Os saxões estavam mais perto, ao ponto de podermos ver os dentes podres que eles exibiam com as risadas que davam, em ver três ratos dinamarqueses totalmente cercados. O que eles não tinham aprendido ainda, ou tinham se esquecido, é que nós dinamarqueses não somos ratos como eles. Nós somos ursos que urram diante da morte.

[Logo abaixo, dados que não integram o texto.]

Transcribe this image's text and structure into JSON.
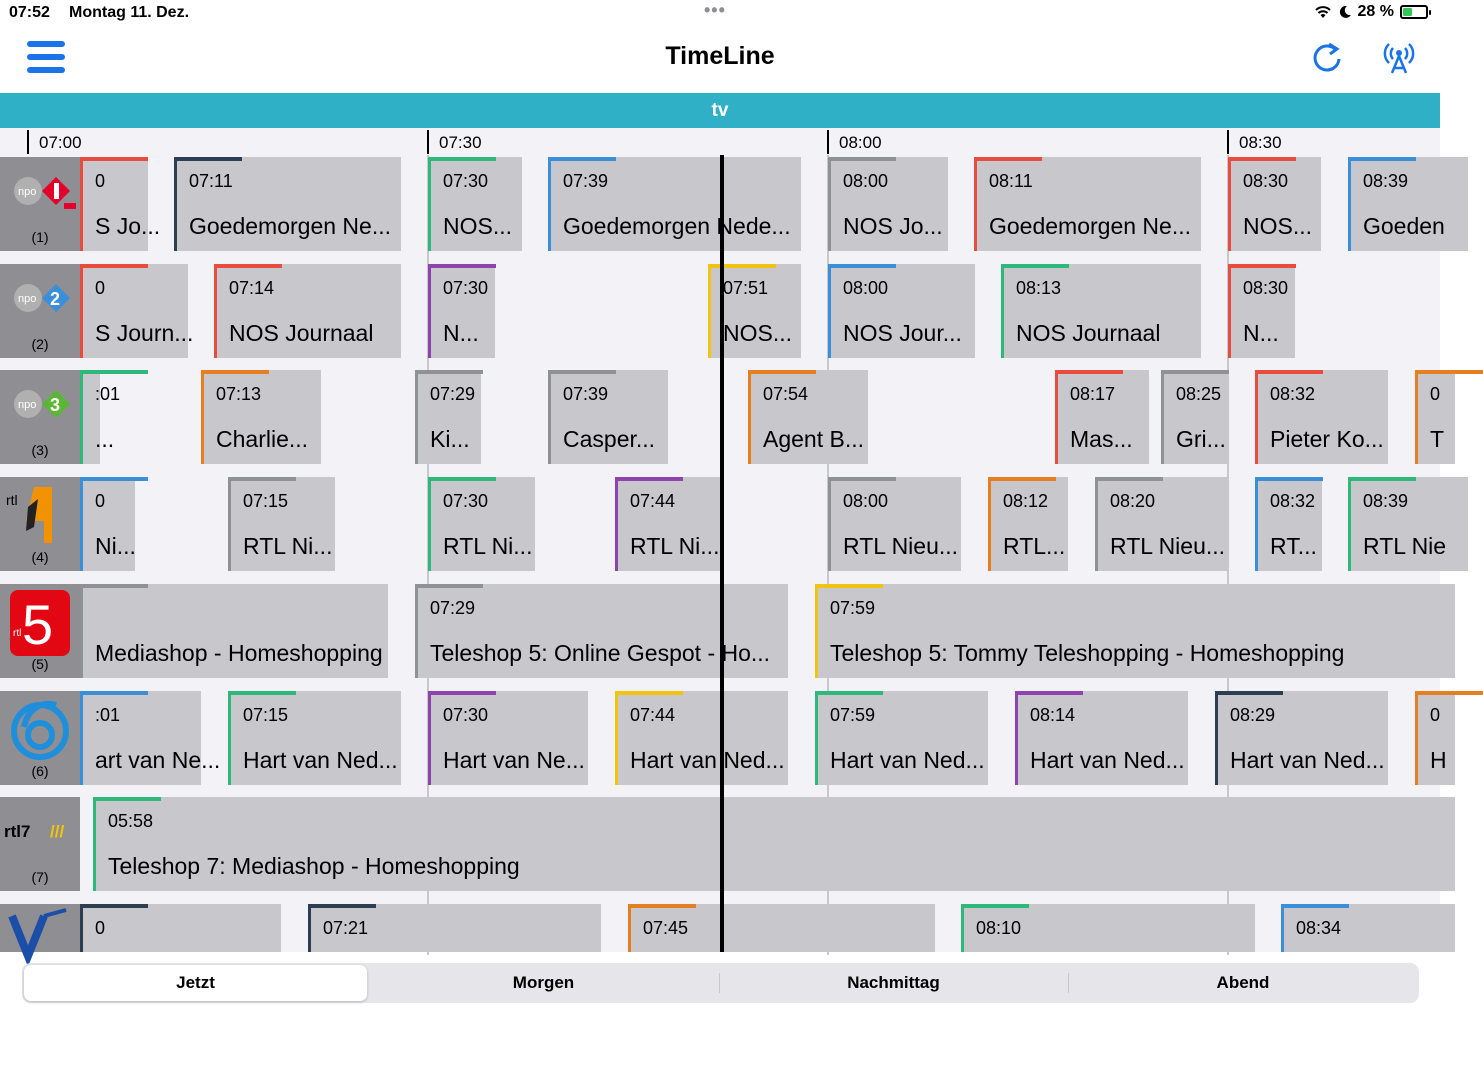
{
  "status": {
    "time": "07:52",
    "date": "Montag 11. Dez.",
    "dots": "•••",
    "battery": "28 %"
  },
  "nav": {
    "title": "TimeLine",
    "menu_icon": "hamburger-icon",
    "refresh_icon": "refresh-icon",
    "antenna_icon": "antenna-icon"
  },
  "band": {
    "label": "tv"
  },
  "ticks": [
    "07:00",
    "07:30",
    "08:00",
    "08:30"
  ],
  "colors": {
    "accent": "#1a73e8",
    "band": "#30b0c7",
    "cell": "#c7c7cc",
    "red": "#e74c3c",
    "blue": "#3b8fd9",
    "green": "#2eb87a",
    "purple": "#8e44ad",
    "orange": "#e67e22",
    "yellow": "#f1c40f",
    "grey": "#8e9196",
    "dark": "#2c3e50"
  },
  "channels": [
    {
      "number": "(1)",
      "logo": "npo1-logo",
      "programs": [
        {
          "time": "0",
          "title": "S Jo..."
        },
        {
          "time": "07:11",
          "title": "Goedemorgen Ne..."
        },
        {
          "time": "07:30",
          "title": "NOS..."
        },
        {
          "time": "07:39",
          "title": "Goedemorgen Nede..."
        },
        {
          "time": "08:00",
          "title": "NOS Jo..."
        },
        {
          "time": "08:11",
          "title": "Goedemorgen Ne..."
        },
        {
          "time": "08:30",
          "title": "NOS..."
        },
        {
          "time": "08:39",
          "title": "Goeden"
        }
      ]
    },
    {
      "number": "(2)",
      "logo": "npo2-logo",
      "programs": [
        {
          "time": "0",
          "title": "S Journ..."
        },
        {
          "time": "07:14",
          "title": "NOS Journaal"
        },
        {
          "time": "07:30",
          "title": "N..."
        },
        {
          "time": "07:51",
          "title": "NOS..."
        },
        {
          "time": "08:00",
          "title": "NOS Jour..."
        },
        {
          "time": "08:13",
          "title": "NOS Journaal"
        },
        {
          "time": "08:30",
          "title": "N..."
        }
      ]
    },
    {
      "number": "(3)",
      "logo": "npo3-logo",
      "programs": [
        {
          "time": ":01",
          "title": "..."
        },
        {
          "time": "07:13",
          "title": "Charlie..."
        },
        {
          "time": "07:29",
          "title": "Ki..."
        },
        {
          "time": "07:39",
          "title": "Casper..."
        },
        {
          "time": "07:54",
          "title": "Agent B..."
        },
        {
          "time": "08:17",
          "title": "Mas..."
        },
        {
          "time": "08:25",
          "title": "Gri..."
        },
        {
          "time": "08:32",
          "title": "Pieter Ko..."
        },
        {
          "time": "0",
          "title": "T"
        }
      ]
    },
    {
      "number": "(4)",
      "logo": "rtl4-logo",
      "programs": [
        {
          "time": "0",
          "title": "Ni..."
        },
        {
          "time": "07:15",
          "title": "RTL Ni..."
        },
        {
          "time": "07:30",
          "title": "RTL Ni..."
        },
        {
          "time": "07:44",
          "title": "RTL Ni..."
        },
        {
          "time": "08:00",
          "title": "RTL Nieu..."
        },
        {
          "time": "08:12",
          "title": "RTL..."
        },
        {
          "time": "08:20",
          "title": "RTL Nieu..."
        },
        {
          "time": "08:32",
          "title": "RT..."
        },
        {
          "time": "08:39",
          "title": "RTL Nie"
        }
      ]
    },
    {
      "number": "(5)",
      "logo": "rtl5-logo",
      "programs": [
        {
          "time": "",
          "title": "Mediashop - Homeshopping"
        },
        {
          "time": "07:29",
          "title": "Teleshop 5: Online Gespot - Ho..."
        },
        {
          "time": "07:59",
          "title": "Teleshop 5: Tommy Teleshopping - Homeshopping"
        }
      ]
    },
    {
      "number": "(6)",
      "logo": "sbs6-logo",
      "programs": [
        {
          "time": ":01",
          "title": "art van Ne..."
        },
        {
          "time": "07:15",
          "title": "Hart van Ned..."
        },
        {
          "time": "07:30",
          "title": "Hart van Ne..."
        },
        {
          "time": "07:44",
          "title": "Hart van Ned..."
        },
        {
          "time": "07:59",
          "title": "Hart van Ned..."
        },
        {
          "time": "08:14",
          "title": "Hart van Ned..."
        },
        {
          "time": "08:29",
          "title": "Hart van Ned..."
        },
        {
          "time": "0",
          "title": "H"
        }
      ]
    },
    {
      "number": "(7)",
      "logo": "rtl7-logo",
      "programs": [
        {
          "time": "05:58",
          "title": "Teleshop 7: Mediashop - Homeshopping"
        }
      ]
    },
    {
      "number": "",
      "logo": "veronica-logo",
      "programs": [
        {
          "time": "0",
          "title": ""
        },
        {
          "time": "07:21",
          "title": ""
        },
        {
          "time": "07:45",
          "title": ""
        },
        {
          "time": "08:10",
          "title": ""
        },
        {
          "time": "08:34",
          "title": ""
        }
      ]
    }
  ],
  "tabs": [
    "Jetzt",
    "Morgen",
    "Nachmittag",
    "Abend"
  ]
}
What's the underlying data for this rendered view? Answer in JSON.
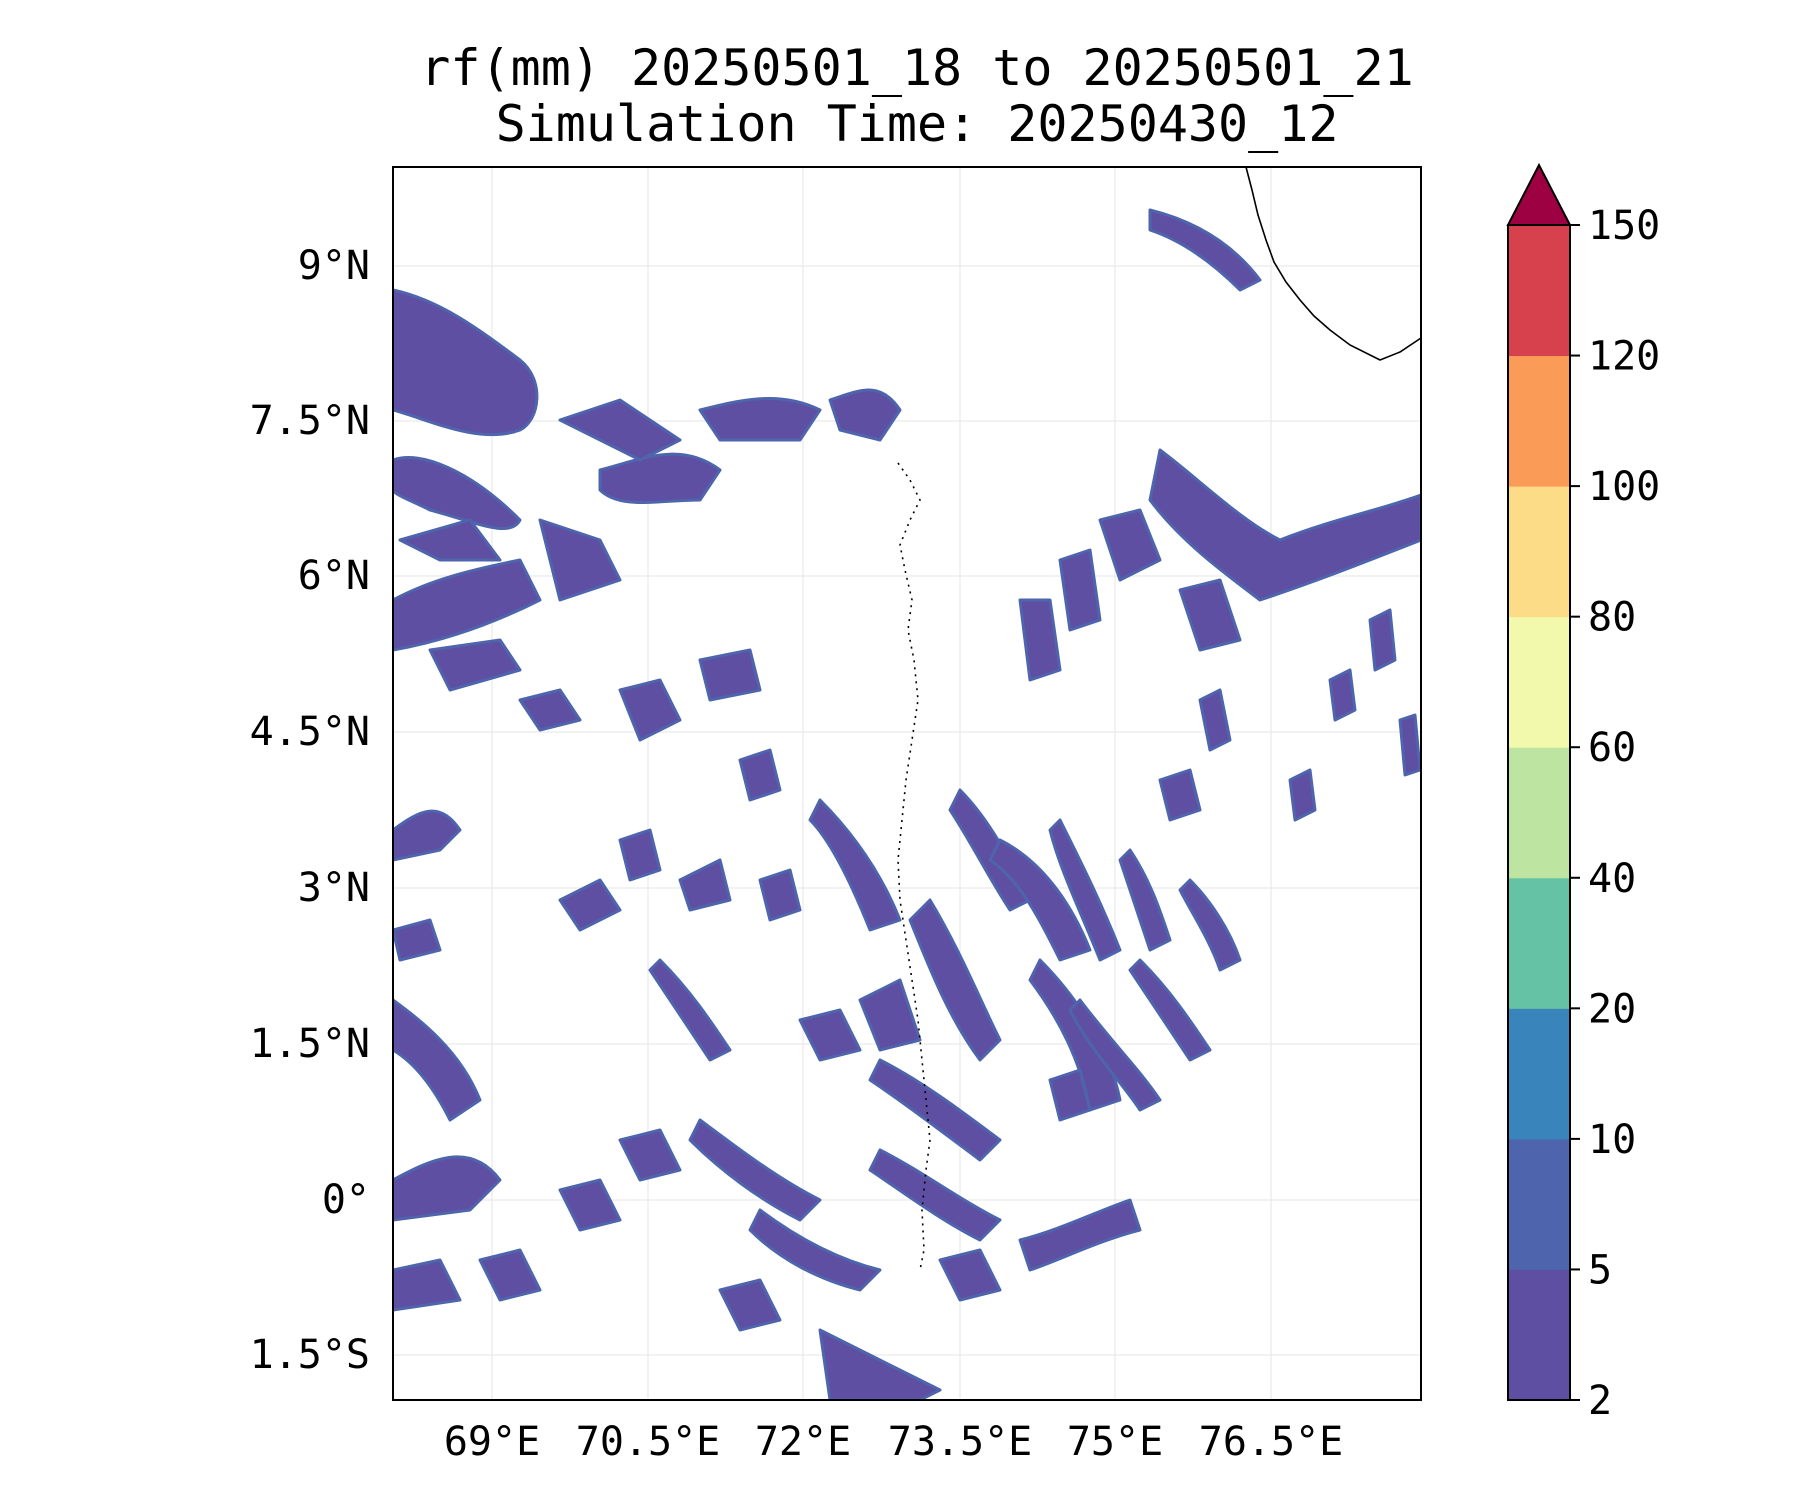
{
  "title": {
    "line1": "rf(mm) 20250501_18 to 20250501_21",
    "line2": "Simulation Time: 20250430_12"
  },
  "map": {
    "lat_ticks": [
      "9°N",
      "7.5°N",
      "6°N",
      "4.5°N",
      "3°N",
      "1.5°N",
      "0°",
      "1.5°S"
    ],
    "lon_ticks": [
      "69°E",
      "70.5°E",
      "72°E",
      "73.5°E",
      "75°E",
      "76.5°E"
    ],
    "gridlines": true,
    "coastline_color": "#000000"
  },
  "colorbar": {
    "levels": [
      "2",
      "5",
      "10",
      "20",
      "40",
      "60",
      "80",
      "100",
      "120",
      "150"
    ],
    "colors": [
      "#5e4fa2",
      "#4e64ad",
      "#3a84bc",
      "#66c2a5",
      "#bde4a0",
      "#f3f9ac",
      "#fddc88",
      "#fa9b58",
      "#d7414e"
    ],
    "extend_color": "#9e0142",
    "extend": "max"
  }
}
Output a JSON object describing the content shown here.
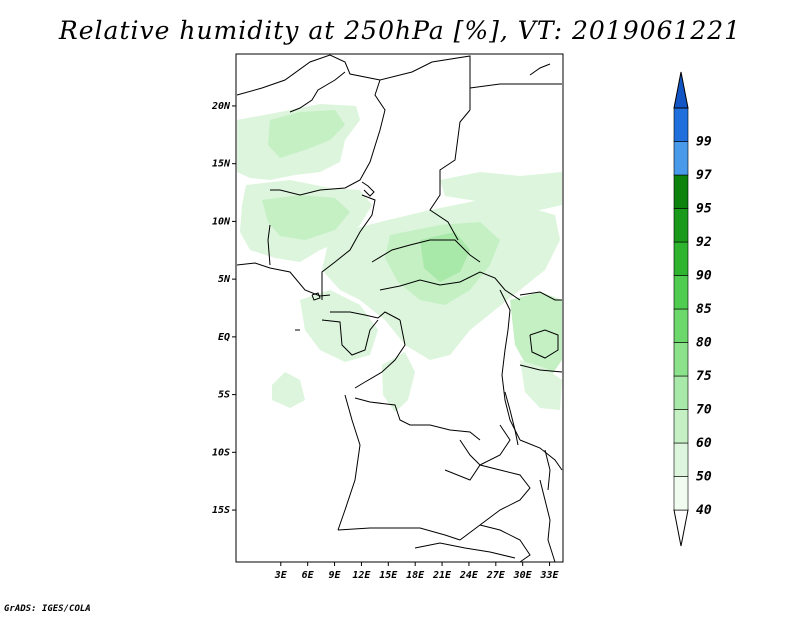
{
  "title": "Relative humidity at 250hPa [%], VT: 2019061221",
  "credit": "GrADS: IGES/COLA",
  "map": {
    "lon_range": [
      -2,
      34.5
    ],
    "lat_range": [
      -19.5,
      24.5
    ],
    "lat_ticks": [
      {
        "value": 20,
        "label": "20N"
      },
      {
        "value": 15,
        "label": "15N"
      },
      {
        "value": 10,
        "label": "10N"
      },
      {
        "value": 5,
        "label": "5N"
      },
      {
        "value": 0,
        "label": "EQ"
      },
      {
        "value": -5,
        "label": "5S"
      },
      {
        "value": -10,
        "label": "10S"
      },
      {
        "value": -15,
        "label": "15S"
      }
    ],
    "lon_ticks": [
      {
        "value": 3,
        "label": "3E"
      },
      {
        "value": 6,
        "label": "6E"
      },
      {
        "value": 9,
        "label": "9E"
      },
      {
        "value": 12,
        "label": "12E"
      },
      {
        "value": 15,
        "label": "15E"
      },
      {
        "value": 18,
        "label": "18E"
      },
      {
        "value": 21,
        "label": "21E"
      },
      {
        "value": 24,
        "label": "24E"
      },
      {
        "value": 27,
        "label": "27E"
      },
      {
        "value": 30,
        "label": "30E"
      },
      {
        "value": 33,
        "label": "33E"
      }
    ]
  },
  "colorbar": {
    "levels": [
      {
        "label": "40",
        "color": "#f0fcf0"
      },
      {
        "label": "50",
        "color": "#dcf5dc"
      },
      {
        "label": "60",
        "color": "#c4f0c4"
      },
      {
        "label": "70",
        "color": "#a8e8a8"
      },
      {
        "label": "75",
        "color": "#8be28b"
      },
      {
        "label": "80",
        "color": "#6cd86c"
      },
      {
        "label": "85",
        "color": "#50cc50"
      },
      {
        "label": "90",
        "color": "#2eb42e"
      },
      {
        "label": "92",
        "color": "#1a9a1a"
      },
      {
        "label": "95",
        "color": "#0d820d"
      },
      {
        "label": "97",
        "color": "#4a9aeb"
      },
      {
        "label": "99",
        "color": "#1f6fdd"
      }
    ],
    "top_color": "#1255c4",
    "bottom_color": "#ffffff"
  }
}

- Seus vermes filhos de uma cadela imunda!

Eu não conseguia mais ficar sentindo todo aquele peso sobre meu corpo, e em um ato rápido e impensável, joguei o elmo no chão, tirei a cota de malha e minha camisa, e deixei o escudo cair de meu braço. Eu estava nu da cintura para cima e meu corpo mostrava as marcas de antigos combates. Meu cabelo estava preso por uma fita de couro, então o soltei e naquele momento o festim de sangue, a vontade de matar, o gosto pela morte havia tomado conta de mim.

Nesse momento do gosto pela matança eu não consigo me lembrar de tudo, mas sei que abandonei o triângulo e corri em direção ao saxão que estava à minha frente exibindo aqueles dentes podres. Ouvi o comando de Naddod para seus cães, que passaram correndo por mim e saltaram sobre um dos homens. Mas o que eu queria era o saxão à minha frente, que vinha empunhando uma foice. Corri em sua direção com Sangue Fresco abaixada, deslizando sobre o capim da minha lateral. O homem baixou a foice, cortando o ar, vindo na altura dos meus olhos, então levantei Sangue Fresco e aparei seu golpe jogando a foice para longe. Ele estava com uma expressão de pavor e abriu os braços como se pedisse misericórdia, o problema é que eu não sou Deus para tê-la. Com Sangue Fresco ainda no ar, baixei-a e fiz um corte fundo no peito do homem que caiu de braços abertos e esvaindo-se em sangue. Havia sangue dele salpicado no meu rosto e no meu corpo, e como tudo estava sendo muito rápido um segundo agressor tentou investir sua espada contra meu flanco esquerdo. Girei e aparei o golpe, bati com o punho de Sangue Fresco na sua cara de porco e vi alguns dentes voarem junto com sangue. O homem cambaleou e antes mesmo que abrisse os olhos, cravei minha lâmina em seu peito, fazendo com que ele se encolhesse para frente. Ele estava caindo, então puxei Sangue Fresco, sangue voou sobre o capim, e antes que ele caísse a enterrei em suas costas. Sangue Fresco ficou presa e tive que pisar no homem ainda agonizante para soltá-la. Vi que os outros saxões estavam fugindo apavorados, e que Naddod e Ingvar também tinham lutado.
Eu estava com a respiração pesada e com uma vontade enorme de continuar a matança. Ainda com o pé no peito do saxão com cara de porco, levantei minha espada e dei um brado de vitória a Odin, e não teve como não ouvir. Fui caminhando em direção aos dois, quando escutei um gemido atrá de mim. Virei-me e vi que um saxão estava parado com uma lâmina saindo de seu peito, o machado em sua mão havia caído e seu corpo perdia a força. Seus olhos já sem o brilho de vida olharam nos meus enquanto ele caía. Foi então que vi padre Baldwyn atrás do homem caído, suas mãos sujas de sangue e uma cara de assustado pior que a de Ingvar. Ele caiu de joelhos e começou a chorar feito uma criança desmamada. Olhava para as mãos sujas com o sangue do homem que matou e pedia perdão pelo que tinha feito.